Our results are similar to those observed by Broglio et al.5
Participants' performance on an auditory executive-function task that assessed speed and accuracy revealed longer RTs under dual-task than single-task conditions. Notably, longer RTs and an increase in response errors were observed during dual-task conditions for trials that followed a category switch (consonants to vowels or odd numbers to even numbers) versus for trials in which the stimulus category did not change. Thus, the perturbation of balance produced specific effects on cognitive functioning. In addition, the increased complexity of the cognitive task demanded executive processing to inhibit responses to one stimulus set and to respond to a different, now relevant, stimulus set. The process-specific effects of balance disruption on cognitive performance may help to explain, at least in part, the conflicting results obtained by previous researchers who used cognitive tasks that did not depict subtle cognitive changes.
One limitation of this investigation was our study of a healthy sample to determine whether cognitive deficits existed in a nonconcussed state and to evaluate the dual-tasking model as a possible concussion-assessment test. Further research regarding this dual-task condition protocol will include a concussed sample for comparison. Other limitations were participant motivation and frustration during completion of the cognitive task. Although participant compliance and effort were considered good, extraneous variables such as these can only be controlled to a certain extent.
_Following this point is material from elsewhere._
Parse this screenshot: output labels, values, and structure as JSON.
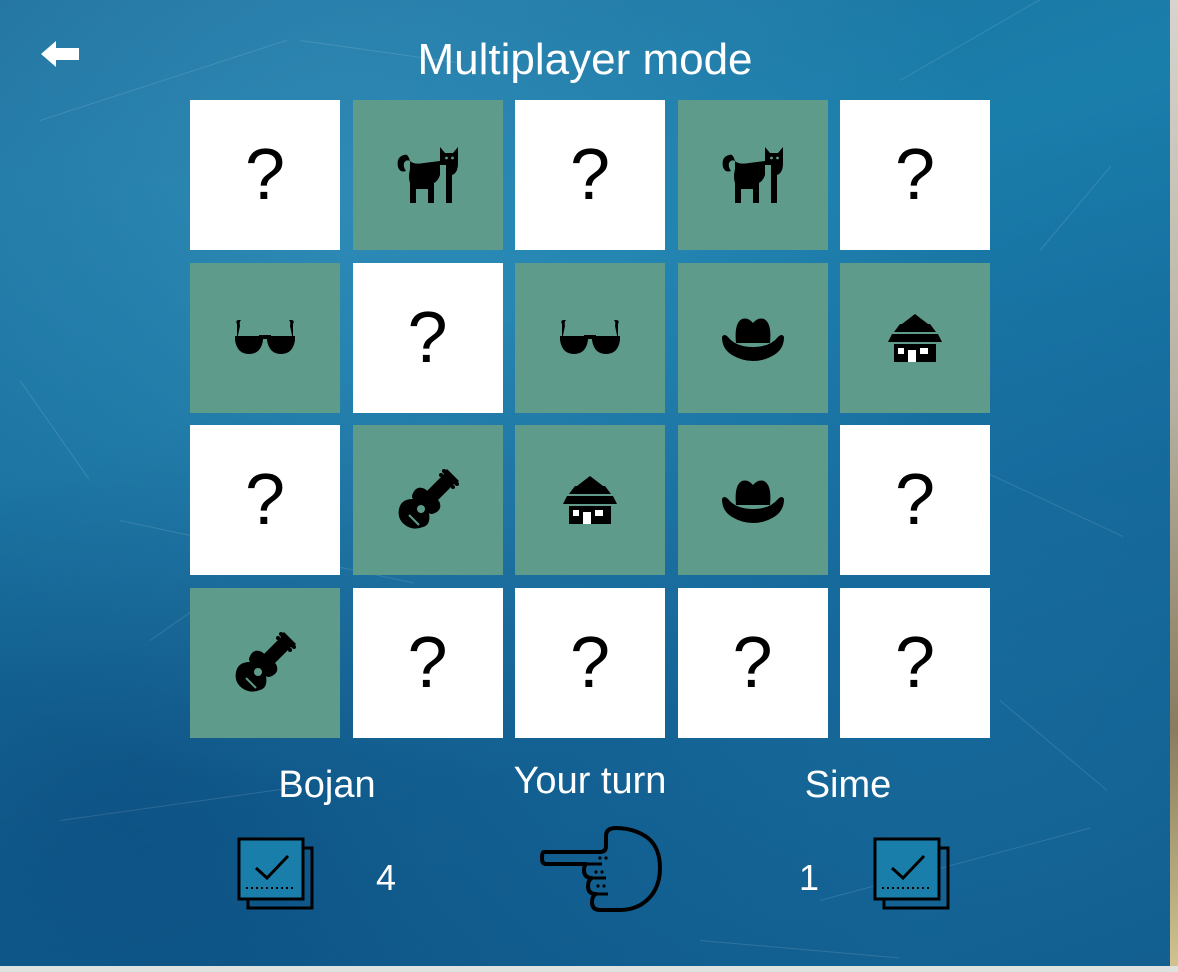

Our results are particularly important for researchers interested in assessing the effects of concussion on athletes' cognitive function. Currently, no single evaluative test can determine the effect of a concussion on cognitive function and help clinicians make return-to-play decisions. The relationships among self-reported symptoms, computerized neuropsychological testing, and postural stability are well documented in the concussion literature. When delivered separately, these tools have demonstrated sensitivities of 68%, 79%, and 62%, respectively; when delivered together, greater than 90% sensitivity was achieved.22
Although these results are encouraging, not all clinicians have access to these tests due to financial constraints and limited availability of the professional support needed to properly evaluate such tests.
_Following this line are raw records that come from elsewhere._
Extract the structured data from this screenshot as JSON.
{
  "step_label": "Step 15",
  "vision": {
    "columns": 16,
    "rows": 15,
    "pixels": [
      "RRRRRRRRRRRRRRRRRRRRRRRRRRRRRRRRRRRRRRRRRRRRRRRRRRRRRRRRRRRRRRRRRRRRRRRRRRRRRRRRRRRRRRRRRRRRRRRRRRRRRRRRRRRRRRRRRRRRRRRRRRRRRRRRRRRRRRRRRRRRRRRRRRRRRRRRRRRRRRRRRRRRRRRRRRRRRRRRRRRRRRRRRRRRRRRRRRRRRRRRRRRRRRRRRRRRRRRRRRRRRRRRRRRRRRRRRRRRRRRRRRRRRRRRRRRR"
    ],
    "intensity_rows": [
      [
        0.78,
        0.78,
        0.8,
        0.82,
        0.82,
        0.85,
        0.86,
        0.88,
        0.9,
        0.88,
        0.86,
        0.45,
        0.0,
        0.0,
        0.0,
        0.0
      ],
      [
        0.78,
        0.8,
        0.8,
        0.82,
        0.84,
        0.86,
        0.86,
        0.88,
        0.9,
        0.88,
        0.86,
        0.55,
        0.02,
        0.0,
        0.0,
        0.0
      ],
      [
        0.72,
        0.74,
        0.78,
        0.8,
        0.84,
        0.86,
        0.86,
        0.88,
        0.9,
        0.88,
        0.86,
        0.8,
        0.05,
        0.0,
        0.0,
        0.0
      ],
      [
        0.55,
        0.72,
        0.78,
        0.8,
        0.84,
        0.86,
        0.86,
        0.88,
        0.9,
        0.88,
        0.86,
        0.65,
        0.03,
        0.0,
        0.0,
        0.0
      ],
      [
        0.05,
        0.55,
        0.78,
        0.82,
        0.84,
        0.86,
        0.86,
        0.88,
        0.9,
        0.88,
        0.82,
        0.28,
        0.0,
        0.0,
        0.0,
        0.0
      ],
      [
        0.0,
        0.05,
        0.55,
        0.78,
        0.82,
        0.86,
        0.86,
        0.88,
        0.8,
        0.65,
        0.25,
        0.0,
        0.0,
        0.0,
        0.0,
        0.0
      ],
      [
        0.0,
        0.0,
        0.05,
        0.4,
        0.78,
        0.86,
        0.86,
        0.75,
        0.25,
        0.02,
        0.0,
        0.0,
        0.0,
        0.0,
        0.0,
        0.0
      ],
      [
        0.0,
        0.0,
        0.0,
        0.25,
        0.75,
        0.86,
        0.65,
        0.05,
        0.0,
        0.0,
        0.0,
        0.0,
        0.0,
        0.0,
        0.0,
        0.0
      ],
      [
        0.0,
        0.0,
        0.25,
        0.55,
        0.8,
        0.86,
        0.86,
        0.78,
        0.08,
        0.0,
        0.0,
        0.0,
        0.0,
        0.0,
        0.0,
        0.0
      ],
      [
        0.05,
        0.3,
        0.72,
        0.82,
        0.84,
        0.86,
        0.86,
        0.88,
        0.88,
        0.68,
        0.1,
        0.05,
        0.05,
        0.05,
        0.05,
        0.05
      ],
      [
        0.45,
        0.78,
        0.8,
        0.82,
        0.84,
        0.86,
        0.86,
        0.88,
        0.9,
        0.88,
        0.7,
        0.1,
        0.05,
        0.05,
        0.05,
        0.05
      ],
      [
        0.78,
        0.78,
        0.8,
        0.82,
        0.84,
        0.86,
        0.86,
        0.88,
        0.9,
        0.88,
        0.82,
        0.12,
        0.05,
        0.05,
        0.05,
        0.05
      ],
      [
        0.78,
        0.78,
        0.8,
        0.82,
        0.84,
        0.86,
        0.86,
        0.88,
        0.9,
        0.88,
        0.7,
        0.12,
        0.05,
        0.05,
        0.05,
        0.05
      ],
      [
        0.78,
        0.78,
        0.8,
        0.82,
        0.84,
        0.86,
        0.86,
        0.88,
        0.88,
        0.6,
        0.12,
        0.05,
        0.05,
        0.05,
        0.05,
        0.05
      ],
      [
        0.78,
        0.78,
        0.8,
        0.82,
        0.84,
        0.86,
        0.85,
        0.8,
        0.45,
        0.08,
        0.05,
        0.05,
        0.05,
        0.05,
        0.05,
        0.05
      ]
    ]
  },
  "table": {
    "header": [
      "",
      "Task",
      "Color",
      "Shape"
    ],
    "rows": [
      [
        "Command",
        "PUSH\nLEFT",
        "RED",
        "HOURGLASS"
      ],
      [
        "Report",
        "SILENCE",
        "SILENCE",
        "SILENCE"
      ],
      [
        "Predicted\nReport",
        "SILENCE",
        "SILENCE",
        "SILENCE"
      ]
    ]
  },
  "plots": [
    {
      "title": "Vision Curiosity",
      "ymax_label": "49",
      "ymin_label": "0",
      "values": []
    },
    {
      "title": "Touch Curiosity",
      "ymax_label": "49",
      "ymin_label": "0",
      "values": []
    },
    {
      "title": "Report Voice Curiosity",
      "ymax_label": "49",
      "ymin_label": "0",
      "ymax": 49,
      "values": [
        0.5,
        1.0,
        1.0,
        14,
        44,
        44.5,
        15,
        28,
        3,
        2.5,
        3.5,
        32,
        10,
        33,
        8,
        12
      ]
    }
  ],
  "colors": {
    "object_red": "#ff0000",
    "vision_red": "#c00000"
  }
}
The results of the present study suggest that measures of cognitive processes involved in performing complex computer-based tests while concurrently performing a balance task may provide a sensitive means of detecting subtle cognitive changes in a young, healthy sample. Although our findings show promise as an alternate tool for concussion assessment, continued research on a concussed sample is imperative before we implement this protocol in the management of concussion. Like any tool used for clinical decision making, each evaluative tool suggested to help in the management of sport-related concussion must meet the stringent criteria of the laboratory setting before being used in clinical practice.9,23,24
Our methods may be more academic and laboratory based, but the results provide meaningful contributions to aid in the development of a more clinically based tool. A novel tool that incorporates both a motor and a cognitive task to detect deficiencies associated with sport-related concussion may prove to be both time- and cost-effective for the clinician.